Nach Schalke-Aus: Ex-Talent wird zum „Phantom“

Nach seinem Aus bei Schalke wollte Ibrahima Cissé in der Schweiz neu angreifen. Doch auch beim FC Aarau bleibt der Innenverteidiger ohne Pflichtspieleinsatz und erlebt das nächste Karriere-Fiasko.
Die Hoffnung auf einen Neustart ist für Ibrahima Cissé vorerst geplatzt. Nachdem der Innenverteidiger beim FC Schalke 04 keine Zukunft mehr hatte, endet nun auch sein Engagement beim FC Aarau ohne Erfolg. Der Schweizer Klub wird den zum Saisonende auslaufenden Vertrag des 25-Jährigen nicht verlängern.
Besonders bemerkenswert ist die Entwicklung deshalb, weil Cissé seit langer Zeit kaum Spielpraxis im Vereinsfußball sammeln konnte. Sein letztes Pflichtspiel absolvierte der Malier bereits im September 2024. Dennoch stand er Ende März überraschend für die Nationalmannschaft seines Heimatlandes auf dem Platz und spielte beim Test gegen Russland über die volle Distanz.

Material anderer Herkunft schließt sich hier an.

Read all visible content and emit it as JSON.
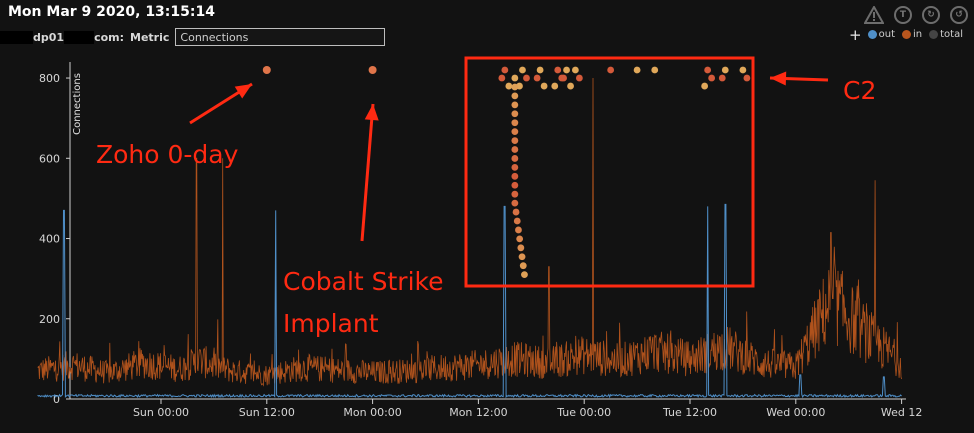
{
  "header": {
    "title": "Mon Mar 9 2020, 13:15:14",
    "host_part1": "dp01",
    "host_part2": "com:",
    "metric_label": "Metric",
    "metric_value": "Connections"
  },
  "legend": {
    "plus": "+",
    "items": [
      {
        "label": "out",
        "color": "#4f8fc8"
      },
      {
        "label": "in",
        "color": "#b8561e"
      },
      {
        "label": "total",
        "color": "#444444"
      }
    ]
  },
  "toolbar": {
    "icons": [
      "warning-icon",
      "t-circle-icon",
      "refresh-icon",
      "history-icon"
    ]
  },
  "annotations": {
    "zoho": "Zoho 0-day",
    "cobalt_line1": "Cobalt Strike",
    "cobalt_line2": "Implant",
    "c2": "C2",
    "color": "#ff2a12"
  },
  "chart_data": {
    "type": "line",
    "ylabel": "Connections",
    "ylim": [
      0,
      830
    ],
    "yticks": [
      "0",
      "200",
      "400",
      "600",
      "800"
    ],
    "xticks": [
      "Sun 00:00",
      "Sun 12:00",
      "Mon 00:00",
      "Mon 12:00",
      "Tue 00:00",
      "Tue 12:00",
      "Wed 00:00",
      "Wed 12"
    ],
    "grid": false,
    "legend_position": "top-right",
    "series": [
      {
        "name": "in",
        "color": "#b8561e",
        "points": [
          [
            "Sat 10:00",
            70
          ],
          [
            "Sat 14:00",
            85
          ],
          [
            "Sat 18:00",
            65
          ],
          [
            "Sat 22:00",
            90
          ],
          [
            "Sun 02:00",
            75
          ],
          [
            "Sun 04:30",
            95
          ],
          [
            "Sun 08:00",
            70
          ],
          [
            "Sun 12:00",
            60
          ],
          [
            "Sun 16:00",
            78
          ],
          [
            "Sun 20:00",
            72
          ],
          [
            "Mon 00:00",
            66
          ],
          [
            "Mon 04:00",
            70
          ],
          [
            "Mon 08:00",
            78
          ],
          [
            "Mon 12:00",
            85
          ],
          [
            "Mon 16:00",
            100
          ],
          [
            "Mon 20:00",
            90
          ],
          [
            "Tue 00:00",
            110
          ],
          [
            "Tue 04:00",
            95
          ],
          [
            "Tue 08:00",
            120
          ],
          [
            "Tue 12:00",
            100
          ],
          [
            "Tue 16:00",
            130
          ],
          [
            "Tue 20:00",
            90
          ],
          [
            "Wed 00:00",
            80
          ],
          [
            "Wed 04:00",
            250
          ],
          [
            "Wed 08:00",
            160
          ],
          [
            "Wed 12:00",
            90
          ]
        ],
        "peaks": [
          [
            "Sun 04:00",
            600
          ],
          [
            "Sun 07:00",
            600
          ],
          [
            "Mon 20:00",
            330
          ],
          [
            "Tue 01:00",
            800
          ],
          [
            "Wed 04:00",
            415
          ],
          [
            "Wed 09:00",
            545
          ]
        ]
      },
      {
        "name": "out",
        "color": "#4f8fc8",
        "baseline": 5,
        "spikes": [
          [
            "Sat 13:00",
            470
          ],
          [
            "Sun 13:00",
            470
          ],
          [
            "Mon 15:00",
            480
          ],
          [
            "Tue 14:00",
            480
          ],
          [
            "Tue 16:00",
            485
          ],
          [
            "Wed 00:30",
            60
          ],
          [
            "Wed 10:00",
            55
          ]
        ]
      }
    ],
    "event_markers": [
      {
        "x": "Sun 12:00",
        "y": 820
      },
      {
        "x": "Mon 00:00",
        "y": 820
      }
    ],
    "c2_beacon_dots": {
      "top_row_x": [
        "Mon 15:00",
        "Mon 17:00",
        "Mon 19:00",
        "Mon 21:00",
        "Mon 22:00",
        "Mon 23:00",
        "Tue 03:00",
        "Tue 06:00",
        "Tue 08:00",
        "Tue 14:00",
        "Tue 16:00",
        "Tue 18:00"
      ],
      "column_x": "Mon 15:00",
      "column_y_range": [
        310,
        800
      ],
      "color_start": "#e0a85a",
      "color_end": "#d45a3a"
    }
  }
}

Im Vereinsalltag bot sich dagegen ein völlig anderes Bild. Nach seinem Wechsel im Winter kam Cissé beim FC Aarau kein einziges Mal in einem Pflichtspiel zum Einsatz. Lediglich zweimal gehörte er überhaupt zum Spieltagskader. In der Schweiz sorgte das für Verwunderung. Die Aargauer Zeitung sprach von einer „einigermaßen mysteriösen“ Personalie und zog ein deutliches Fazit: „Cissé ist bislang ein Phantom.“
Schalke-Trainer Muslic sortierte Cissé früh aus
Dabei war die Verpflichtung durchaus mit Erwartungen verbunden gewesen. Aarau wollte dem ehemaligen Schalker die Möglichkeit geben, sich nach schwierigen Jahren wieder heranzukämpfen. Trainer Brunello Iacopetta machte jedoch früh deutlich, dass Geduld gefragt sei. „Wir müssen ihn sauber aufbauen“, erklärte der Coach kurz nach der Verpflichtung.

Mit ähnlichen Problemen hatte Cissé bereits während seiner Zeit auf Schalke zu kämpfen. Er galt einst als vielversprechender Defensivspieler, konnte sein Potenzial jedoch nur selten auf den Platz bringen. Immer wieder warfen ihn gesundheitliche oder körperliche Rückschläge zurück.
Spätestens mit der Ankunft von Trainer Miron Muslic spielte Cissé bei den Königsblauen keine Rolle mehr. Bereits in der Vorbereitung wurde er aus dem Profi-Kader aussortiert und der U23 zugeteilt, bevor er den Verein im vergangenen Winter verließ. So steht der 1,96 Meter große Innenverteidiger wenige Monate nach seinem Wechsel in die Schweiz erneut vor einer ungewissen Zukunft. Statt der erhofften Wende folgt auf das enttäuschende Ende auf Schalke nun das nächste sportliche Fiasko.